Black beans can provide the start of something good

March 16, 1994|By Bev Bennett | Bev Bennett,Los Angeles Times Syndicate

Canned tuna used to be my emergency dinner, when I needed something fast. Occasionally it still is, but now I'm just as likely to open a can of beans.

I used to think of these as desperation meals. However, the flavors are so good that I prefer to think of them as 15-minute menu marvels. For example, there's:

* Beans and diced salami, celery, onions, oil and vinegar in a salad.

* Beans wrapped in flour tortillas, topped with a little salsa or guacamole.

* Beans, chilies, tomatoes and onions minced together and served with tortilla chips.

* Beans and a package of frozen vegetables, sometimes with a little browned bacon or kielbasa added, and simmered in beef broth -- the world's quickest bean soup.

* Beans mixed with tuna, some cilantro, oil and vinegar, which combines cupboard staples into a robust meal with a Mediterranean accent.

But when I have the inclination to get fancy, I make it a black bean occasion. Black beans mashed and sauteed with onion and garlic in olive oil make a delicious puree that I'm tempted to eat right from the skillet. However, when it's spread on a tortilla and topped with shredded Monterey Jack cheese, it's a beautiful entree. For color and a tangy accent, I recommend adding tomatillo guacamole.

Tomatillo guacamole

Makes 2 servings

1 small clove garlic

1 medium shallot, peeled

2 tablespoons coarsely chopped cilantro

2 medium tomatillos, husks removed, cored and quartered (see note)

1 medium-large avocado, peeled, pitted and diced into 1/2 -inch cubes

1/4 teaspoon crushed red pepper flakes

juice of 1/2 a lime

salt, pepper

Mince together garlic, shallot, cilantro and tomatillos in food processor or by hand. Spoon into serving bowl. Stir in avocado, red pepper flakes, lime juice, and salt and pepper to taste. Set aside 5 minutes for flavors to blend.

Note: Tomatillos, which resemble husk-covered green tomatoes, are available in produce sections of large supermarkets and in Mexican food stores. Green tomatoes are an excellent substitute.

Black bean roll-ups

Makes 2 servings, 2 tortillas each

1 1/2 tablespoons olive oil

1/2 cup finely diced onion (1 small onion)

1 clove garlic, minced

1 (15-ounce) can black beans, drained

salt, pepper

4 flour tortillas

1/2 cup shredded jalapeno-flavored Jack cheese

tomatillo guacamole (recipe above)

Heat oil in large skillet. Add onion and garlic and saute until onion is tender, about 5 minutes. Add beans. Season to taste with salt and pepper. Cook and stir mixture over low heat, while mashing with back of wooden spoon.

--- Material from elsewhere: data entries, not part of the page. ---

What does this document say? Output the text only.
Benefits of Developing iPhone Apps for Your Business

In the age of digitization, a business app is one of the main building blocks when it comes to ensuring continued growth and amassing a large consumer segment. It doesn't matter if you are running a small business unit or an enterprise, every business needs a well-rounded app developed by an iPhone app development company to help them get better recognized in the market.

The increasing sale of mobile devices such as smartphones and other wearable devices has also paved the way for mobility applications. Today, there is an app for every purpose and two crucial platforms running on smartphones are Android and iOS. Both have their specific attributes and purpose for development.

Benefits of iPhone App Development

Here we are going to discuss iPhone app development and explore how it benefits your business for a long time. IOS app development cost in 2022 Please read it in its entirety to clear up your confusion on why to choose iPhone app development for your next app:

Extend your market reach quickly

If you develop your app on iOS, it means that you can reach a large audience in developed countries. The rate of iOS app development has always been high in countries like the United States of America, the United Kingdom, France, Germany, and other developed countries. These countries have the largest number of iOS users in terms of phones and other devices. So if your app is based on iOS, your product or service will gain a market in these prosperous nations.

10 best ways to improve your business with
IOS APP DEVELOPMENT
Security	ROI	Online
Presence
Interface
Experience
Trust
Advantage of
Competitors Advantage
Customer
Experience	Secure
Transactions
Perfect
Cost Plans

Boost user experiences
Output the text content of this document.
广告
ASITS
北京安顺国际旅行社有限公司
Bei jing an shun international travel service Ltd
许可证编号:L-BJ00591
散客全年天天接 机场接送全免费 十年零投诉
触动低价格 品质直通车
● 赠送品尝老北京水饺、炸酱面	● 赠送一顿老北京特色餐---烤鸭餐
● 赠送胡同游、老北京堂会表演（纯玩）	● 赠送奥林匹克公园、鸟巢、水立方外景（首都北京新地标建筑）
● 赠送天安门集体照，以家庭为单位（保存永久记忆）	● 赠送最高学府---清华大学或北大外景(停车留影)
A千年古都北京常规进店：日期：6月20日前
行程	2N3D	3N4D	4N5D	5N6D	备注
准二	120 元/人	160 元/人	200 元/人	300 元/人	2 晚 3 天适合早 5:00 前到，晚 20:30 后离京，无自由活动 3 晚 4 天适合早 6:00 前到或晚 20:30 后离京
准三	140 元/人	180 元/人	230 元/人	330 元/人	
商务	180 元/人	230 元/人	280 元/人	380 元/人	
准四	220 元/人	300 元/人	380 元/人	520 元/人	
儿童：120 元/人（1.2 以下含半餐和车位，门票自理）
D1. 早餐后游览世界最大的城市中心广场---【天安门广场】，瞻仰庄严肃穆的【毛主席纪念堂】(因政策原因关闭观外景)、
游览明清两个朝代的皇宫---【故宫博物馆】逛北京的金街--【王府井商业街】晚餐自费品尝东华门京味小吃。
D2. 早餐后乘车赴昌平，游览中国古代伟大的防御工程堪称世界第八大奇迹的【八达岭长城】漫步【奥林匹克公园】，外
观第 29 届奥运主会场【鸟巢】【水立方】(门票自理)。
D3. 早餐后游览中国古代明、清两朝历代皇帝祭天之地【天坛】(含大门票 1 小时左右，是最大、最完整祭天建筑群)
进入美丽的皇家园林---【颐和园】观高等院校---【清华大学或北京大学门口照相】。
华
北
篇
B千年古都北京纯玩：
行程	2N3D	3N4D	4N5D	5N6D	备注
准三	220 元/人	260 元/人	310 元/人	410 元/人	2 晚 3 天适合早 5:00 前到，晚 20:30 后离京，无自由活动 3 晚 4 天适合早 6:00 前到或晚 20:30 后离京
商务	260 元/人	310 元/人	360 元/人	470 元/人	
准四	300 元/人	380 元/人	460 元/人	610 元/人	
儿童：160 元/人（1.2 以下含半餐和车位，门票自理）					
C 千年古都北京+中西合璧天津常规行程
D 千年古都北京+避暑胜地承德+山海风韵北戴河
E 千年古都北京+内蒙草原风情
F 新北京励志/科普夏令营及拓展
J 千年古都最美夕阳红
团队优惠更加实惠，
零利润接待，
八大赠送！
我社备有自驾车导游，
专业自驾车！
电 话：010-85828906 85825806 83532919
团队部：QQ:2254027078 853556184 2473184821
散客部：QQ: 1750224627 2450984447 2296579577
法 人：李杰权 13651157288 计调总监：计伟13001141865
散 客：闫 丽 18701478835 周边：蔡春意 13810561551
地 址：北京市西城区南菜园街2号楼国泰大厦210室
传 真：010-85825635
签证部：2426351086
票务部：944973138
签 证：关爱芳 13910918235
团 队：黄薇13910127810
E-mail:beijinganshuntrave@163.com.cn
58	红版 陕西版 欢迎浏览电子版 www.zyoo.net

When hot and pulpy, remove beans from heat. Spread 1/4 of mixture on each of 4 tortillas. Top each with 2 tablespoons shredded cheese. Arrange tortillas on baking sheet. Bake at 350 degrees until cheese melts, about 5 minutes.

To serve, top each tortilla with 1/4 of tomatillo guacamole and roll up tortillas, or serve open-face, topped with guacamole, or as third alternative, roll up tortillas and serve guacamole on the side.